By MELISSA EDDY, Associated Press Writer
Thu Mar 22, 2:39 AM ET

BERLIN - He's only 15 weeks old, but the Berlin Zoo's impossibly cute polar bear cub Knut already has become a sought-after media star in his home city with his own TV show and video podcast, a photo shoot with Annie Leibovitz and a long-awaited public debut scheduled in the coming days.

Zoo officials were meeting Wednesday to discuss when the button-eyed cub, who has endeared himself by snuggling up to his own teddy bear and wrestling with a toilet brush, will be put on public view after building a following through the zoo's Internet site and daily pictures in newspapers.

"I think that people will be able to see the bear by this weekend," Andreas Ochs, a veterinarian with the Berlin Zoo said on N-24 television, noting that he would have to be shown with his handler and only for brief periods throughout the day.

"Certainly, the public is going to have to be patient, as there will be a huge interest," Ochs said.

Fascination with the nearly 19-pound bear, has only grown in recent days, after headlines generated by an animal activist who insisted that the cub should have been left to die after his mother ignored him and his brother — who later died — after their birth in December.
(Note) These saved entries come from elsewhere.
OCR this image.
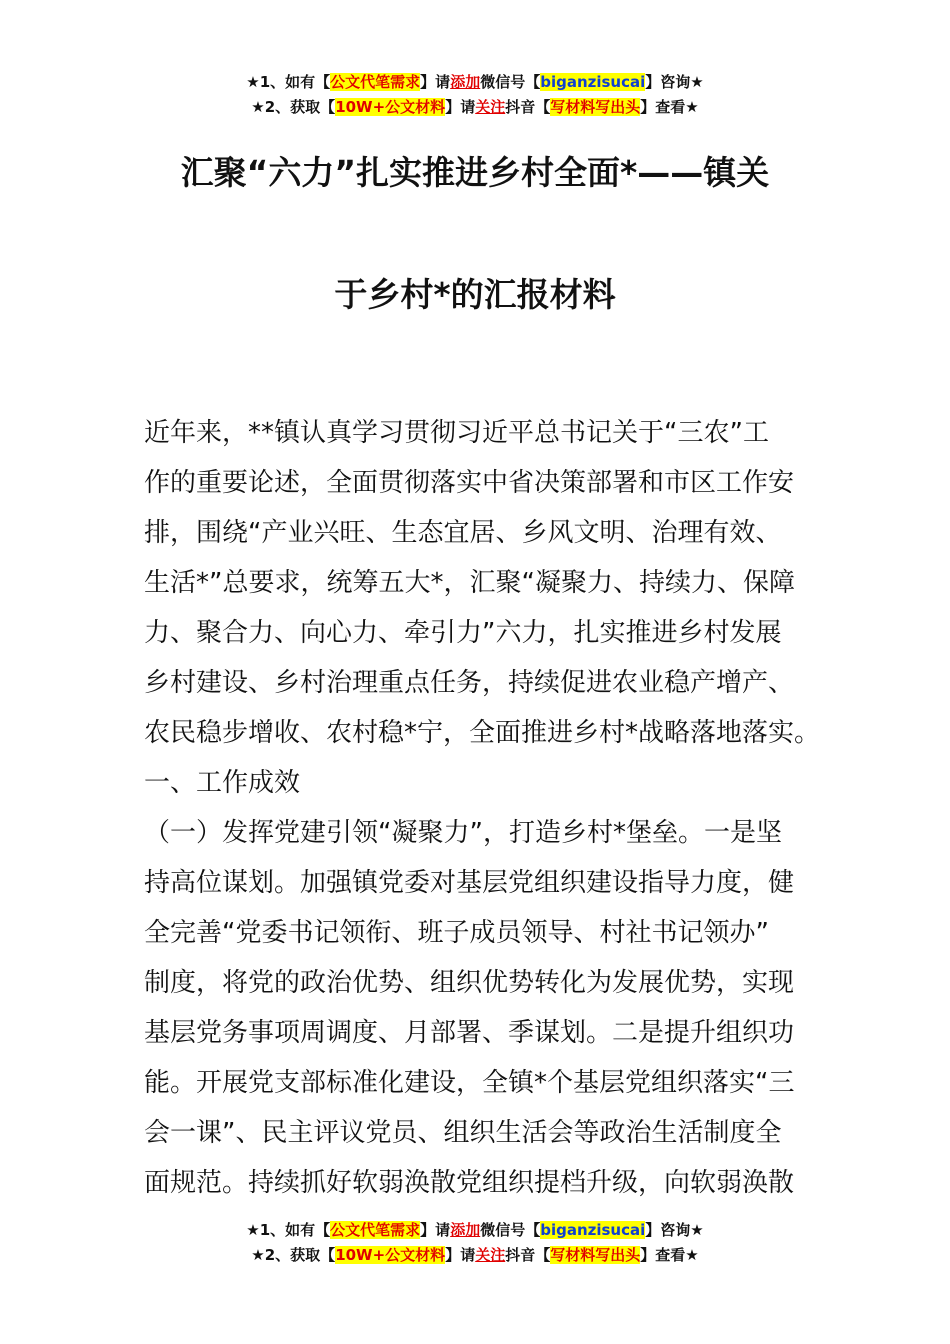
★1、如有【公文代笔需求】请添加微信号【biganzisucai】咨询★
★2、获取【10W+公文材料】请关注抖音【写材料写出头】查看★
汇聚“六力”扎实推进乡村全面*——镇关
于乡村*的汇报材料
近年来，**镇认真学习贯彻习近平总书记关于“三农”工
作的重要论述，全面贯彻落实中省决策部署和市区工作安
排，围绕“产业兴旺、生态宜居、乡风文明、治理有效、
生活*”总要求，统筹五大*，汇聚“凝聚力、持续力、保障
力、聚合力、向心力、牵引力”六力，扎实推进乡村发展
乡村建设、乡村治理重点任务，持续促进农业稳产增产、
农民稳步增收、农村稳*宁，全面推进乡村*战略落地落实。
一、工作成效
（一）发挥党建引领“凝聚力”，打造乡村*堡垒。一是坚
持高位谋划。加强镇党委对基层党组织建设指导力度，健
全完善“党委书记领衔、班子成员领导、村社书记领办”
制度，将党的政治优势、组织优势转化为发展优势，实现
基层党务事项周调度、月部署、季谋划。二是提升组织功
能。开展党支部标准化建设，全镇*个基层党组织落实“三
会一课”、民主评议党员、组织生活会等政治生活制度全
面规范。持续抓好软弱涣散党组织提档升级，向软弱涣散
★1、如有【公文代笔需求】请添加微信号【biganzisucai】咨询★
★2、获取【10W+公文材料】请关注抖音【写材料写出头】查看★
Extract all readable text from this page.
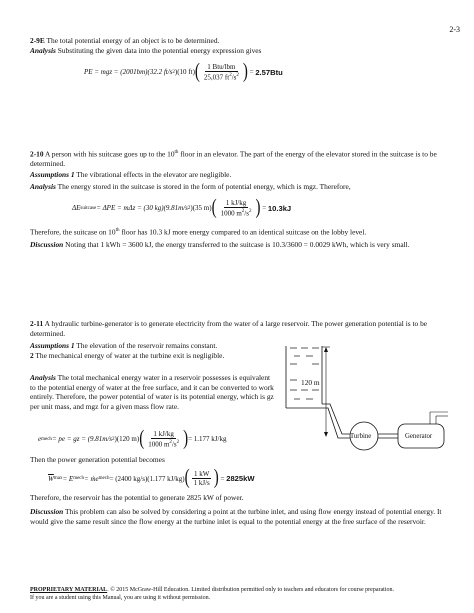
2-3
2-9E The total potential energy of an object is to be determined.
Analysis Substituting the given data into the potential energy expression gives
PE = mgz = (2001bm)(32.2 ft/s 2 )(10 ft) ( $\frac{\text{1 Btu/lbm}}{25,037 ft^2/s^2}$ ) = 2.57Btu
2-10 A person with his suitcase goes up to the 10th floor in an elevator. The part of the energy of the elevator stored in the suitcase is to be determined.
Assumptions 1 The vibrational effects in the elevator are negligible.
Analysis The energy stored in the suitcase is stored in the form of potential energy, which is mgz. Therefore,
ΔE suitcase = ΔPE = mΔz = (30 kg)(9.81m/s 2 )(35 m) ( $\frac{1 kJ/kg}{1000 m^2/s^2}$ ) = 10.3kJ
Therefore, the suitcase on 10th floor has 10.3 kJ more energy compared to an identical suitcase on the lobby level.
Discussion Noting that 1 kWh = 3600 kJ, the energy transferred to the suitcase is 10.3/3600 = 0.0029 kWh, which is very small.
2-11 A hydraulic turbine-generator is to generate electricity from the water of a large reservoir. The power generation potential is to be determined.
Assumptions 1 The elevation of the reservoir remains constant.
2 The mechanical energy of water at the turbine exit is negligible.
Analysis The total mechanical energy water in a reservoir possesses is equivalent to the potential energy of water at the free surface, and it can be converted to work entirely. Therefore, the power potential of water is its potential energy, which is gz per unit mass, and mgz for a given mass flow rate.
120 m
Turbine	Generator
e mech = pe = gz = (9.81m/s 2 )(120 m) ( $\frac{1 kJ/kg}{1000 m^2/s^2}$ ) = 1.177 kJ/kg
Then the power generation potential becomes
$\overline{W}$ max = E mech = ṁe mech = (2400 kg/s)(1.177 kJ/kg) ( $\frac{1 kW}{1 kJ/s}$ ) = 2825kW
Therefore, the reservoir has the potential to generate 2825 kW of power.
Discussion This problem can also be solved by considering a point at the turbine inlet, and using flow energy instead of potential energy. It would give the same result since the flow energy at the turbine inlet is equal to the potential energy at the free surface of the reservoir.
PROPRIETARY MATERIAL. © 2015 McGraw-Hill Education. Limited distribution permitted only to teachers and educators for course preparation.
If you are a student using this Manual, you are using it without permission.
They were the first polar bears born at the zoo in 33 years.

Zoo officials intervened, instead, choosing to raise the cub themselves through bottle-feeding and keeping the cub in an incubator.

The story earlier this week prompted quick condemnations from the zoo, politicians and other animal rights groups who argued that although the bear would be more used to humans than his counterparts in the wild, there was no reason not to have kept the cub alive.

"Polar bears are under threat of extinction, and if we feed the bear with a bottle, it has a good chance of growing up and perhaps becoming attractive as a stud for other zoos," Andre Schuele, another veterinarian at the zoo said.

The fuss over "Cute Knut" continued on Wednesday with the country's largest newspaper, Bild, publishing a Knut poster, matched by Berlin's own B.Z. tabloid.

Knut, who recently posed for a photo shoot with star-photographer Annie Leibovitz for an environmental protection campaign, will star in a TV series documenting his life on Berlin's RBB public television station starting Sunday.